After 1 CUC (US$1) coffees we wandered slowly towards La Gran Piedra, observing the flora and fauna along the way. I saw a wonder of nature and something I had never seen before – a clear-winged butterfly. Thankfully, I had time to take a photo. Unfortunately, Rocío wasn’t in the vicinity although she was genuinely grateful I had seen it.
Like Alejandro de Humboldt National Park, La Gran Piedra also has a unique ecosystem with endemic plants and animals.
The Gran Piedra monolith lookout later came into view. Near the lookout was a Cuban Air Force radar tower. Little did we know that this radar was to play a critical role in our day.
For lunch we ate fish with rice and salad at a paladar, an owner-run private restaurant, instead of going to the tourist complex. For 5 CUC (US$5) each we enjoyed fish with rice, potatoes and salad.
We could smell something cooking nearby and when Rocío enquired, we learnt it was local delicacy tree rat (hutia). One to push her boundaries, Rocío asked for a serving. The locals obliged and we tipped them 5 CUC.
Behind the monolith several hummingbirds feasted on a blossoming tree. Watching and recording the hummingbirds filled Rocío with joy.
The path up to the 1,225 metre high viewpoint begins at the tourist complex and involves paying a 2 CUC entry fee. Instead, a local told us of the free back way to the lookout with panoramic views.
From the top we had to go down. It was already after 4pm so the 3pm bus back to Santiago de Cuba was not an option. We began walking, hoping and expecting to catch a ride with a passing vehicle.
We had made it back to the fallen tree by 5:30pm and only 2 vehicles had driven down, both full. Amazingly, the large trunk had been split by axe. This was actually unsurprising for Cuba where a lack of fuel and equipment likely eliminated the chainsaw option.
The sun had set beautifully and we decided to pause from hiking and enjoy our tree rat stew with beans and rice. Honestly, I liked it. I don’t recall Rocío loving it but we had a long way to go and she felt obliged to eat it. Later on in the trip Rocío recounted that if she could eat tree rat then she could eat anything.
The light was fast fading and we still had many kilometres until the main road. Rocío began running down so I joined her. Later, I learned she was terrified of the bats flying around in the dark and ran as to distract herself from them. Distance and bats were not our only threats. Glowing on adjacent mountains were wildfires. I was 99.9% sure we weren’t in any danger but in the dark things literally weren’t clear.
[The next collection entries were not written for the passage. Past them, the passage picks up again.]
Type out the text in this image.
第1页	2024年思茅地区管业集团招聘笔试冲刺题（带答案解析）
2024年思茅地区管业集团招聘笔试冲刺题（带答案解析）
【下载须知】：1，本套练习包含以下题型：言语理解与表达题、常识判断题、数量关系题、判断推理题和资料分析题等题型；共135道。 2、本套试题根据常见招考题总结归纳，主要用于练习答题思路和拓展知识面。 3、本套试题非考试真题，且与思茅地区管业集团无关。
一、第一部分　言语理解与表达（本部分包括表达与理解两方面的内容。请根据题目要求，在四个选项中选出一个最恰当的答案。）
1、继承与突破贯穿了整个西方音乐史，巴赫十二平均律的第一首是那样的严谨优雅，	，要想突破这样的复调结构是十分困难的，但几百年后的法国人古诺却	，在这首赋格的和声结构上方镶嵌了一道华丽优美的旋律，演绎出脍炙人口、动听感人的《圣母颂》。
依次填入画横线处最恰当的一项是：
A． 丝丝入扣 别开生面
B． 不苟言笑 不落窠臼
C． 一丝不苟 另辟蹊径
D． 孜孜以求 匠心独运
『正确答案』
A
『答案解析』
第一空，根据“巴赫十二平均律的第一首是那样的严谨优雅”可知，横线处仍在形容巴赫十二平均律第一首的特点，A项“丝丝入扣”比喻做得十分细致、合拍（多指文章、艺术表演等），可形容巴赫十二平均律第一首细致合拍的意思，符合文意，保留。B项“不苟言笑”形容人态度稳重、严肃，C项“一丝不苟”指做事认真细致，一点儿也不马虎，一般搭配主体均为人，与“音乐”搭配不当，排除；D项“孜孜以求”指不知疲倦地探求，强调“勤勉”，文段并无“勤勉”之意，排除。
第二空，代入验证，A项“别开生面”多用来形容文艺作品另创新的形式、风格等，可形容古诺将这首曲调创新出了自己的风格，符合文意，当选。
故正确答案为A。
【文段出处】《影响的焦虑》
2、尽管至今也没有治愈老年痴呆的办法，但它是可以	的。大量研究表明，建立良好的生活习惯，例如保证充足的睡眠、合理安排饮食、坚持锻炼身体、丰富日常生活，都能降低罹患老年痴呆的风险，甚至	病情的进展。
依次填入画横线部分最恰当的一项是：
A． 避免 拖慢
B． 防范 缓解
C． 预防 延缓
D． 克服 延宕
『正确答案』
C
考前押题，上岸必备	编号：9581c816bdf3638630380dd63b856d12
Then, miracles. Only the third vehicle driving down since we began hiking was the first one to stop and offer us a ride. And for free. One of them even got out of the dual cab utility and sat in the tray so we could both sit inside. The men were from the Cuban Air Force and had been working with the radar up at La Gran Piedra. The journey back to Santiago de Cuba took some time and involved a few stops but we did not care. The conversation on the way was a bonus although, of course, it all remained diplomatic.
Arriving to our accommodation 7:30pm, we were exhausted from an epic day.